Я этого еще не знаю. Уехать долго ли? А с чем уехать? Что повезти с собой? Новые сомнения?
— Или жениться, — говорит Володька, показывая глазами на смазливую буфетчицу. — Взять себе вот такую… за прилавком. Тогда, наверно, и прописка будет обеспечена, и постель, и пиво бесплатное.
— Это гениальная мысль, Володя, — говорю я. — Пойдем куда-нибудь, где потеплее и посветлее, обсудим эту твою весьма ценную мысль. — Меня начинает опять разбирать дурацкий смех.
— А куда?
— В «Националь» или в «Москву»… Володька хмурится.
— Праздник окончен. От денег на карманные расходы я тоже отказался. Так что все…
4
Тихий вечер. Петр Николаевич сидит на кушетке, прислонившись спиной к стене. На коленях у него младшая дочка. Сосредоточенно, маленькими пальчиками крутит она большие, с якорями, пуговицы, расстегивая отцовский китель. Расстегивает, а потом опять застегивает. Очень углубленно, сосредоточенно — и молчит. Петр Николаевич жмурится, его тянет в дрему.
Старшая дочка готовит уроки. Сестра тихонько играет на пианино, что-то из «Времен года», не играет — священнодействует. Она воспитана на Глинке и Чайковском.
Я пишу письма маутхаузенским друзьям: Валерию и Ивану Михеевичу в Ленинград, Порогову в Кировоград, полковнику Иванцову в Омск. Перед тем, как двинуться в последний бой — пойти насчет прописки в министерство, — я на всякий случай подготавливаю отступление. Если мне и в министерстве откажут, то я последую примеру Володьки и уеду, уеду к кому-нибудь из старых друзей.

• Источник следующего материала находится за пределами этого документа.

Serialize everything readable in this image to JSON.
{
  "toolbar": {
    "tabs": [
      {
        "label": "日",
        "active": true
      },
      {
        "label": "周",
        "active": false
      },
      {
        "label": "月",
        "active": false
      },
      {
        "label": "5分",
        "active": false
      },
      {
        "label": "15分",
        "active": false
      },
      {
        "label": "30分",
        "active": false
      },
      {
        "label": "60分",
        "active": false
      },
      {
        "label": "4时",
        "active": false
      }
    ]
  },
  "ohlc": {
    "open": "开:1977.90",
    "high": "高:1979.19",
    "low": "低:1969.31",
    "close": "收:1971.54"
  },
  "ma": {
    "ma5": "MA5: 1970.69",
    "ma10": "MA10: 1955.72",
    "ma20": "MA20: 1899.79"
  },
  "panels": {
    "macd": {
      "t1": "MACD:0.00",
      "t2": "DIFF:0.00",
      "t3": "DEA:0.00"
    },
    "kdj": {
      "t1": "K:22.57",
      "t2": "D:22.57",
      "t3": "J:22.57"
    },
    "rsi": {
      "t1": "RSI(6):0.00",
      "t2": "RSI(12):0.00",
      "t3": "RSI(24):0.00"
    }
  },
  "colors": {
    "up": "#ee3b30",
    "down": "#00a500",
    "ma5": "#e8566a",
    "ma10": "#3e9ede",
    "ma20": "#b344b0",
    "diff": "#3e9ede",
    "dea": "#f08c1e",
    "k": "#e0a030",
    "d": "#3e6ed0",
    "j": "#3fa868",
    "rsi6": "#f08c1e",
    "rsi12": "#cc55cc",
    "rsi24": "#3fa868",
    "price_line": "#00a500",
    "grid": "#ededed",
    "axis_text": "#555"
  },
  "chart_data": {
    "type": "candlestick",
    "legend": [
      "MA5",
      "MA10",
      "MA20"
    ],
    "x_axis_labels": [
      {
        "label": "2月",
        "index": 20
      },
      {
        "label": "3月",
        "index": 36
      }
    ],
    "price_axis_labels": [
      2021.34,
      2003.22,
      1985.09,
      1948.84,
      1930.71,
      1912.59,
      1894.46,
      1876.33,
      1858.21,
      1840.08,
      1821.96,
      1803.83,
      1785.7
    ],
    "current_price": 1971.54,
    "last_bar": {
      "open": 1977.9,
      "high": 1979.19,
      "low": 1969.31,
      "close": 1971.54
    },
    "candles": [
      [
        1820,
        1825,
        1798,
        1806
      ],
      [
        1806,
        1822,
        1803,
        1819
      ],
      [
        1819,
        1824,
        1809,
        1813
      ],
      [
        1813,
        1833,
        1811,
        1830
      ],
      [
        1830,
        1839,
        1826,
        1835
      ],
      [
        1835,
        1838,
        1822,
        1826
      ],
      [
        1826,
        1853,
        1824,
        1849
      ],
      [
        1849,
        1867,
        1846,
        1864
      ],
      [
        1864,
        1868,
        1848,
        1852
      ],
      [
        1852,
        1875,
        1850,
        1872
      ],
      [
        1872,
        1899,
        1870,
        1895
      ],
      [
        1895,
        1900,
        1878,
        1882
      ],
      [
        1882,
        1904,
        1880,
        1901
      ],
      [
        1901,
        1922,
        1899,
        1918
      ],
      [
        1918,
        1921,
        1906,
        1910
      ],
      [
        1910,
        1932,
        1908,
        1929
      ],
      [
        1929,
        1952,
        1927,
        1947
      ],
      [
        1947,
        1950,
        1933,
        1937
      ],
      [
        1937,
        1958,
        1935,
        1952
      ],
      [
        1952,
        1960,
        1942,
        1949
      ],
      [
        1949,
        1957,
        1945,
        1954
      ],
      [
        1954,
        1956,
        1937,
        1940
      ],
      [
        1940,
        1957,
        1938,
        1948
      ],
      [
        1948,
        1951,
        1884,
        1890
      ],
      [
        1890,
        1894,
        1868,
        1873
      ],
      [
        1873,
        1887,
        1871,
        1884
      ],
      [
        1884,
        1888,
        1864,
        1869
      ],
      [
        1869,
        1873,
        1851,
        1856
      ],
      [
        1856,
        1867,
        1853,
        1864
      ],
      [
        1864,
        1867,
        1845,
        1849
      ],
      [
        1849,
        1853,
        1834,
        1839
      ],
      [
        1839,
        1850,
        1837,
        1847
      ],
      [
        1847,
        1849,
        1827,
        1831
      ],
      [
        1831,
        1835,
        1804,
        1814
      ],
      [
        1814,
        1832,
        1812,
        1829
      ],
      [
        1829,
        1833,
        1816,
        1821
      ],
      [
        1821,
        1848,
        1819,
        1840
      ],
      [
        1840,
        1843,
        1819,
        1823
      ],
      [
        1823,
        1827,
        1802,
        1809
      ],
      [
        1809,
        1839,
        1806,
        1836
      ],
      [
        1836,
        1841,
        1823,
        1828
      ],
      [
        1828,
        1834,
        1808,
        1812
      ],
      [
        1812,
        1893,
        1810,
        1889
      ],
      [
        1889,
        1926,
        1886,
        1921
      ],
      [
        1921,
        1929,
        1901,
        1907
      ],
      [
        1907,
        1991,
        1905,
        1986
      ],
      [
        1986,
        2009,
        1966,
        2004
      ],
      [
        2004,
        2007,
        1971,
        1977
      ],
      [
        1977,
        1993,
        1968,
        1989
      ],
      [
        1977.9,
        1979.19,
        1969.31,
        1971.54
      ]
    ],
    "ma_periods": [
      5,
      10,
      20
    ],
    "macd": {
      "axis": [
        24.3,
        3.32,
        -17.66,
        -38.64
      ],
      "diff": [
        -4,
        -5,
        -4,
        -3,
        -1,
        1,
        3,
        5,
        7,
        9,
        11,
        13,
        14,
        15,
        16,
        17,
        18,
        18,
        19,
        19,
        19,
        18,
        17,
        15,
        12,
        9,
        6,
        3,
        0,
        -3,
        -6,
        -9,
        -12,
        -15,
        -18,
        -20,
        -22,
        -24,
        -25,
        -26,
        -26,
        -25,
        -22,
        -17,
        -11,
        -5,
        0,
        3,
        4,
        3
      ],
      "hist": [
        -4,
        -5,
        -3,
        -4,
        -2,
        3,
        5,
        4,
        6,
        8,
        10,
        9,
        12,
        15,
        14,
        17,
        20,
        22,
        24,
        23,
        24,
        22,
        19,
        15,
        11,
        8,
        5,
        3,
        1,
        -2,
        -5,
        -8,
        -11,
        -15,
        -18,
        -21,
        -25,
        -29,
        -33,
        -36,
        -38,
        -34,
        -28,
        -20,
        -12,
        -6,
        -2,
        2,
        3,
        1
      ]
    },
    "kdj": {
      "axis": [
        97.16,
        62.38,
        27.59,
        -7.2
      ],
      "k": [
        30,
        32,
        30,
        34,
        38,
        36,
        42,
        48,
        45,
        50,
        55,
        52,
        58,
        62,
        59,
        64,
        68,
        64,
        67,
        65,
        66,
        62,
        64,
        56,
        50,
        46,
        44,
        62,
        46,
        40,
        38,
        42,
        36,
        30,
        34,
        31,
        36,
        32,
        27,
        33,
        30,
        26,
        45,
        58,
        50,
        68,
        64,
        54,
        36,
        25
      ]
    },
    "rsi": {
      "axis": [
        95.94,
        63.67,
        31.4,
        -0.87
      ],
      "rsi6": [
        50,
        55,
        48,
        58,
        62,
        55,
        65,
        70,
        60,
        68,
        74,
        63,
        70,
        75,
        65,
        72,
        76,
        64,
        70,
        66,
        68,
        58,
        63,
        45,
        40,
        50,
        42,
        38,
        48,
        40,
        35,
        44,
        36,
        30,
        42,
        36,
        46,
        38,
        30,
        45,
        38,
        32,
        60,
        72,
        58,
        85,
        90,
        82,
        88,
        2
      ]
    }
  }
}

Я заклеиваю конверт, надписываю адрес — в дверь квартиры раздается негромкий, но уверенный стук.
Петр Николаевич, не отрывая затылка от стены, поворачивает голову к двери; Чайковский умолкает, сестра накидывает на плечи платок.
— Хочу гулять, — заявляет младшая дочка.
— Можно? — Ив комнату входит комендант общежития, а за ним участковый уполномоченный милиции.
— Здравствуйте, — говорит комендант.
— Здрасьте, здрасьте, — быстро отвечает Петр Николаевич и, поднявшись, уносит дочку в другую комнату.
Сестра опускает крышку пианино. Старшая дочка подхватывает тетради, чернильницу и тоже уходит в другую комнату.
— Побеспокоили вас, извините, — говорит комендант сестре и показывает участковому на меня.
— Документики, — говорит мне участковый.
У него круглое розовое лицо с чуть насупленными белыми бровями, в которых начальственная строгость.
Я вынимаю из кармана паспорт и военный билет — они всегда при мне.
— Проживаете без прописки? Разрешите стул, — говорит участковый.
Он садится к столу и достает из планшетки какие-то бланки. Сестра, нервно поеживаясь, кутается в платок.
— Я хлопочу насчет прописки. Завтра собираюсь в министерство.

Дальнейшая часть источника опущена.